In rejecting plaintiffs’ claims and affirming the Third Circuit’s decision, Justice Scalia wrote: “If a manufacturer could be held liable for failure to use a different design, the word ‘unavoidable’ would do no work. A side effect of a vaccine could always have been avoidable by use of a differently designed vaccine not containing the harmful element.”
Justices Sotomayor and Ginsburg dissented.
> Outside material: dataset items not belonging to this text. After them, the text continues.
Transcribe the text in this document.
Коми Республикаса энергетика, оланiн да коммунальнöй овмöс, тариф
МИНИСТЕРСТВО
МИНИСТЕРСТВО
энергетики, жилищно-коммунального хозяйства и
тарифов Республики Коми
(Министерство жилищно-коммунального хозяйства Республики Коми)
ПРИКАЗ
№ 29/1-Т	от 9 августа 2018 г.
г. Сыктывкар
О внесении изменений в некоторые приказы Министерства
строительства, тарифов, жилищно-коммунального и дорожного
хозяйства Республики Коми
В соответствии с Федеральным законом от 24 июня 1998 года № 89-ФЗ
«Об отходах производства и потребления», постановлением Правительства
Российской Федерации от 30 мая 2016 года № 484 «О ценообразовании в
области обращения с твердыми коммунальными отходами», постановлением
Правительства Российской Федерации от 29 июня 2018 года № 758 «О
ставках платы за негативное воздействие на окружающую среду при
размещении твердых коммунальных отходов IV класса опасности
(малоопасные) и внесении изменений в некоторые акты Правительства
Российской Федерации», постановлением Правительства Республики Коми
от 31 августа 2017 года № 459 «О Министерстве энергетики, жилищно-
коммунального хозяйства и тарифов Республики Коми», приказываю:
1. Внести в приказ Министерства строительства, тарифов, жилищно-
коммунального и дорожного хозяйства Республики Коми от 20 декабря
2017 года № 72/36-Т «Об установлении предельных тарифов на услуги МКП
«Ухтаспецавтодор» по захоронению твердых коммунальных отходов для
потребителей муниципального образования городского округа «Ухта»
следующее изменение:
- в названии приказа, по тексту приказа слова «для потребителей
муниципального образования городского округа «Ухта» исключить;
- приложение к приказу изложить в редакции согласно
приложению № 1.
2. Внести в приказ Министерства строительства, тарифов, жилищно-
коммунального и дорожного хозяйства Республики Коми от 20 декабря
They maintain that the ruling “leaves a regulatory vacuum in which no one ensures that vaccine manufacturers adequately take account of scientific and technological advancements when designing or distributing their products.” Justice Kagan took no part in the consideration or decision of the case.
The decision has broad ramifications for the vaccine manufacturers as well as the public. The Court’s opinion effectively ends pending vaccine-related autism litigation. The decision also ensures the continuing viability of a stable vaccine market in the United States.
The Court’s position may also bode well for generic drug manufacturers later this term in Mensing, since the Court acknowledged the economic realities of increasing tort liability on vaccine manufacturers when deciding these claims were preempted. These same economic realities apply equally to generic drug manufacturers.